Do Red Bull-Fueled Brokers Reach Boiling Point?
February 25, 2013
Belesis, bald and muscular, sometimes seeks to inspire his predominantly male staff with speeches about how they’re entering a “war zone” before the calling starts in earnest. He walks the floor, patting people on the back and calling them “buddy.” Some days, executives from small publicly traded firms pitch their stocks to the brokers.
Cars, Watches
Working from printed lists or index cards, junior brokers dial again and again as they hunt for potential customers. The senior brokers shout and talk about weight lifting, cars and watches. The junior brokers, who are told to make about 500 calls a day, don’t have computers and are required to stand. Their bosses tell them that standing makes them sound more animated, and their pitches more compelling to customers.
“Some of them will talk to you, some of them will get upset that you’re calling them,” said Adam Bednarz, who worked for John Thomas in 2011 and is now a student at Pace University in New York. He said he respects Belesis. “To me a stock broker, all it really is is a glorified salesman,” Bednarz said.
Some senior brokers told new recruits not to call women or people whose names sounded as if they were black, Latino or Muslim, because they’re apt to be poor or difficult to sell to, said three former employees, one of whom is black. The brokers were accustomed to rejection, said Gwiazda, who now writes a financial blog called Gweezy Capital.
Canine Sidekick
“It was all, ‘Ahh, you f---ing muttley, you f---ing hang up on me again,’ ” said Gwiazda, parroting his former colleagues’ complaints. “This was like an echo in my head.” Muttley refers to the canine sidekick of accident-prone villain Dick Dastardly in Hanna-Barbera cartoons.
Bursky, the John Thomas lawyer, disputed those accounts. The brokers don’t use high-pressure tactics or scripts and they’re allowed to sit, he said. About 30 percent are minorities, showing the firm doesn’t discriminate, said Pitts, the company spokesman. Wayne Kaufman, 59, the brokerage’s chief market strategist, said there’s nothing wrong with cold-calling.
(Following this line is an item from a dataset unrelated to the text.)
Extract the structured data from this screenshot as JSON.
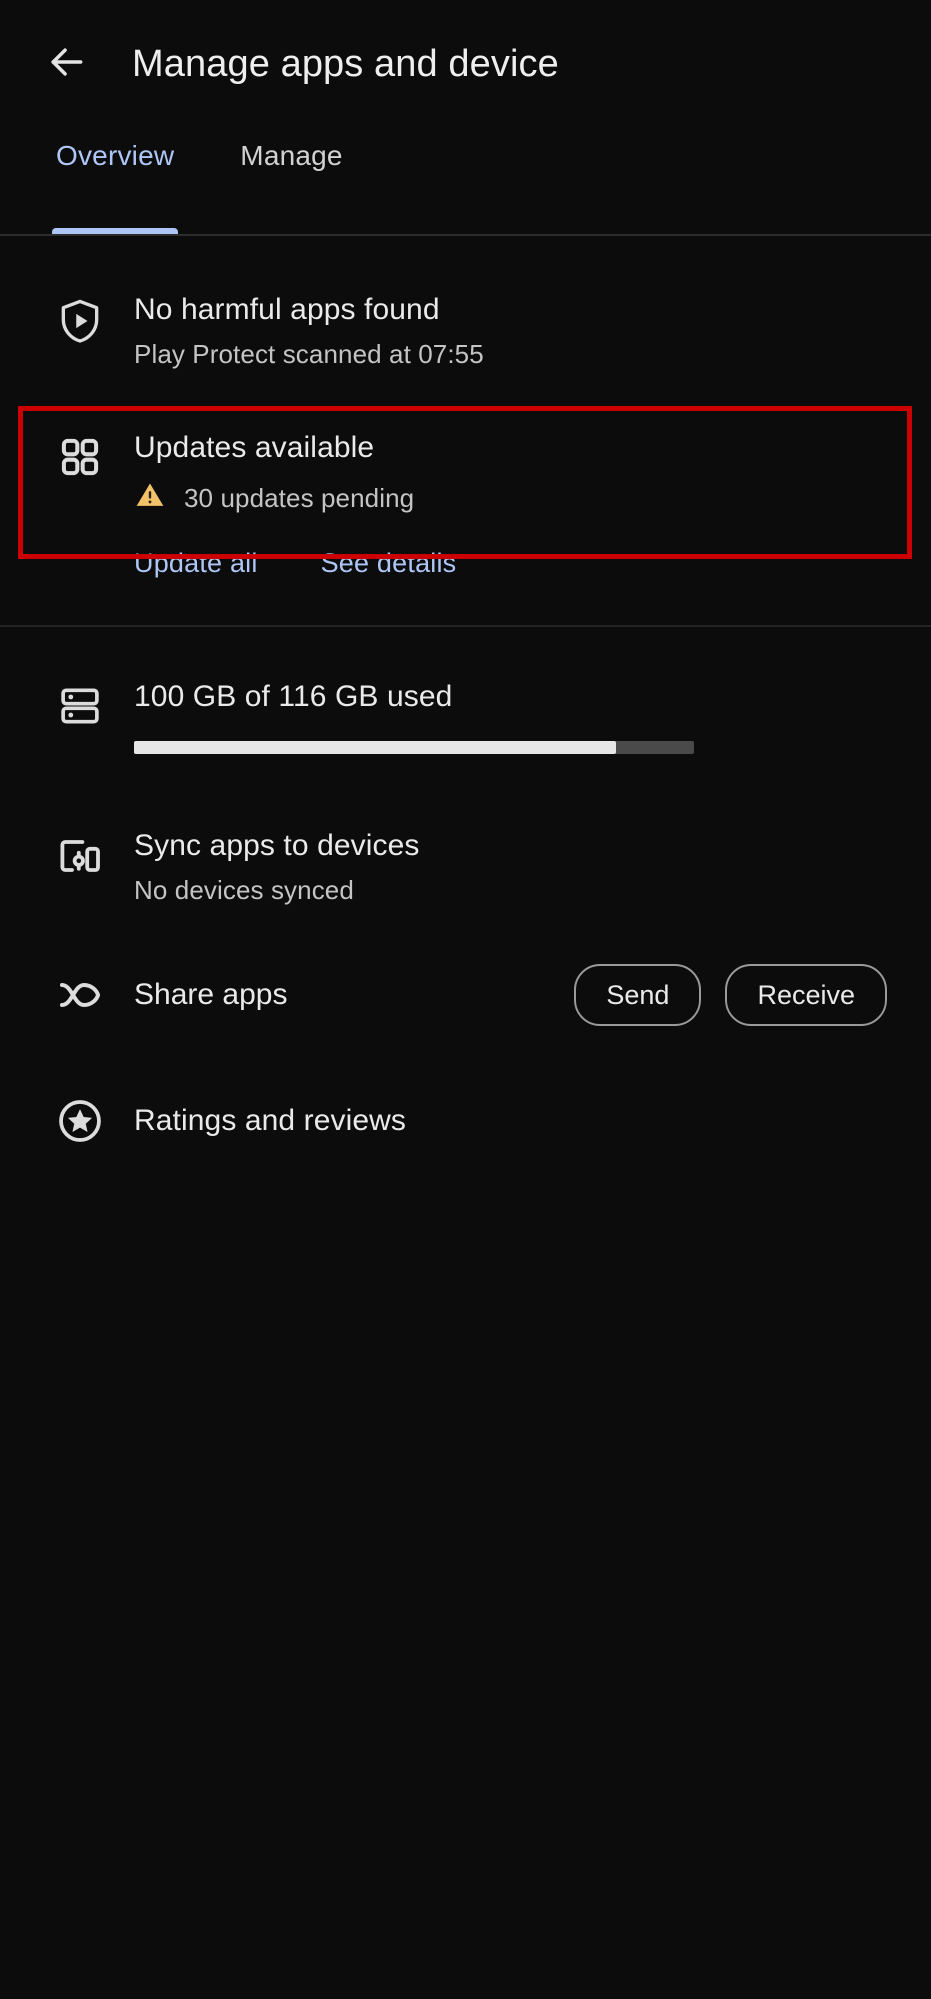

“Every sales organization has sales people of different caliber,” Kaufman said in a phone interview. “I’m sure that there are brokers at every firm that’s ever existed, including Goldman Sachs, that are fast talkers or seem like used-car salesmen.”
Pinkie Rings
Some other boiler rooms have crossed the line into fraud. Meyer Blinder, the Blinder Robinson & Co. founder known for his gold chains and diamond pinkie rings, pioneered techniques in the 1980s for cold-calling customers and enticing them with promises of stock tips later, according to a 2004 obituary in the New York Times. He served more than three years in prison for securities fraud.
“They believe it’s their money and it’s just out there for them to take it,” Phil Feigin, the former Colorado securities commissioner, said of Blinder and others he investigated. “The thrill was in the kill. It’s blood-curdling. They have no conscience.”